Some satellite-navigation receivers favor GPS signals, while others can also listen to data from some of the other GNSS constellations. Full GNSS receivers can access the four main constellations, plus the regional Japanese and Indian constellations. These receivers sometimes include nine-axis compasses or attitude-heading reference systems. These sensors, which don’t add much cost, provide accurate heading information in addition to GPS and GNSS data.

Finally, satellite compasses are the best option for serious navigation. Depending on their design, these instruments employ multiple GNSS receivers, which provide heading information that isn’t contingent on Earth’s magnetic field (read: high-latitude cruising). Eric Kunz, Furuno’s senior product manager, says the company’s SCX20/21 satellite compasses use four GNSS receivers, allowing them to achieve 1-degree heading accuracy.

While some people say GPS alone is plenty robust for their needs, many marine-electronics manufacturers have been quick to embrace GNSS. “With more satellites available to track and pull into calculations, the GNSS-enabled receivers offer enhanced accuracy,” says Jim McGowan, Raymarine’s Americas marketing manager.

He’s not alone in this assessment. “A GNSS antenna provides more redundancy and higher accuracy than GPS-only receivers,” says Dave Dunn, Garmin’s senior director of marine and RV sales. “Some parts of the world may have better coverage at certain times of day with some constellations than others.”

McGowan says GNSS is especially useful for high-latitude navigators because these receivers can track GLONASS satellites: “Those satellites are in a higher orbit inclination than GPS satellites, which allows the GNSS receiver to get a better tracking angle and duration on those satellites.”

Leigh Armstrong, Simrad’s product manager of digital systems, agrees: “This allows for better maintenance of accuracy in areas with less satellite coverage.”

The inverse, of course, is that BeiDou, Galileo and GPS satellites likely provide better fixes closer to the equator.

While GNSS data is critical for navigation, it can also help bolster the accuracy of other networked devices. Here, Dunn points to automatic identification system (AIS) position and speed data, autopilot performance, and radar target-tracking features.

Looking ahead, autonomous docking systems and vessels need precise position, speed and other navigational information to negotiate harbors, follow autopilot-driven courses, and safely dock. It’s expected that GNSS (with SBAS) will fill this niche.
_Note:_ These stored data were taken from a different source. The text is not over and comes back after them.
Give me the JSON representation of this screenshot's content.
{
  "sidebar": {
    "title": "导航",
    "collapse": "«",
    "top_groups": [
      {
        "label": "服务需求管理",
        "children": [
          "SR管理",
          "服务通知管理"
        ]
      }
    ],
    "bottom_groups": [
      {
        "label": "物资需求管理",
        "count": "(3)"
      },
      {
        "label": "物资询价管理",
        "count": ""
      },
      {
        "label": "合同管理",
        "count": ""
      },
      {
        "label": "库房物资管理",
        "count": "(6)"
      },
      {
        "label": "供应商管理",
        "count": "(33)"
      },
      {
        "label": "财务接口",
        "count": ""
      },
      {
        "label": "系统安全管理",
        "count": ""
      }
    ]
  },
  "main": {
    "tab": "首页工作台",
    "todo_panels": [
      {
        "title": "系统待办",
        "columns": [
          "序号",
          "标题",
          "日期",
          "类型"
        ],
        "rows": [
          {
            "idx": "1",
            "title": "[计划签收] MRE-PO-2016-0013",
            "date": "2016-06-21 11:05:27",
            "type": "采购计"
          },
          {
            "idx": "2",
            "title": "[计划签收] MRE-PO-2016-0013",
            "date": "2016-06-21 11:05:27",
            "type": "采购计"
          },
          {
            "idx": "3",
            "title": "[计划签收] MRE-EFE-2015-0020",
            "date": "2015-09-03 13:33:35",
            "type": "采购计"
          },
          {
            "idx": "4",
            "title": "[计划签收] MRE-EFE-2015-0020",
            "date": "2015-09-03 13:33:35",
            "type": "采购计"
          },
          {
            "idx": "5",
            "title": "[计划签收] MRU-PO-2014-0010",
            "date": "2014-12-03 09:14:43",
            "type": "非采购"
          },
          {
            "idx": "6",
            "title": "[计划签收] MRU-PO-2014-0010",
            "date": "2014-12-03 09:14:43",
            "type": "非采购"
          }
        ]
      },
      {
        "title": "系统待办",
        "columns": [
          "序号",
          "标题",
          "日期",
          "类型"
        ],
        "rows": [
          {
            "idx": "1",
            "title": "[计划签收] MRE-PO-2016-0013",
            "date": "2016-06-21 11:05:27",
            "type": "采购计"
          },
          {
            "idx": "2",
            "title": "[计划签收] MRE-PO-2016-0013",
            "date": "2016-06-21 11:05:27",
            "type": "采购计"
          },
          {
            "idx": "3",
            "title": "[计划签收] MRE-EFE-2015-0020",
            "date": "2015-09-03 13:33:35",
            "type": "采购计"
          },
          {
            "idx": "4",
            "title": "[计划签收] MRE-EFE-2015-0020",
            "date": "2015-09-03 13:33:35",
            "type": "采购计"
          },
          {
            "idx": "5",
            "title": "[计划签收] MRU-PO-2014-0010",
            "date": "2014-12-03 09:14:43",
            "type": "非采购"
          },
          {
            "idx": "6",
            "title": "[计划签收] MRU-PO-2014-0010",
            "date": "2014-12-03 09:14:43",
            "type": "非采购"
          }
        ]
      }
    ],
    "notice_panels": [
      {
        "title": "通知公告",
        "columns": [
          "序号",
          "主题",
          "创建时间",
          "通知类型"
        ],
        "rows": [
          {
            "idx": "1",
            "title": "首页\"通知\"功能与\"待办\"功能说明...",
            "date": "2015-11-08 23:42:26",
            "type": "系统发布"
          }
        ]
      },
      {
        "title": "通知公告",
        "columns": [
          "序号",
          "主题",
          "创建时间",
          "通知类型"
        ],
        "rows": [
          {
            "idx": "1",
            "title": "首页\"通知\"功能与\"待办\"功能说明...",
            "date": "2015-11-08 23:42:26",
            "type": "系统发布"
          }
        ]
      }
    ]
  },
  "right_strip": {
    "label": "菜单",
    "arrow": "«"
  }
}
The Wager’s crew experienced unspeakable horrors, but GNSS receivers and satellite compasses likely mean none of today’s boaters will have to dodge scurvy.

Belts and Suspenders

While the ancient mariner would have paid handsomely for a chronometer, contemporary smartwatches carry GNSS sensors. Most smartphones have GNSS receivers, as do some handheld VHF radios. These are all important backups should a vessel experience low voltage or power loss.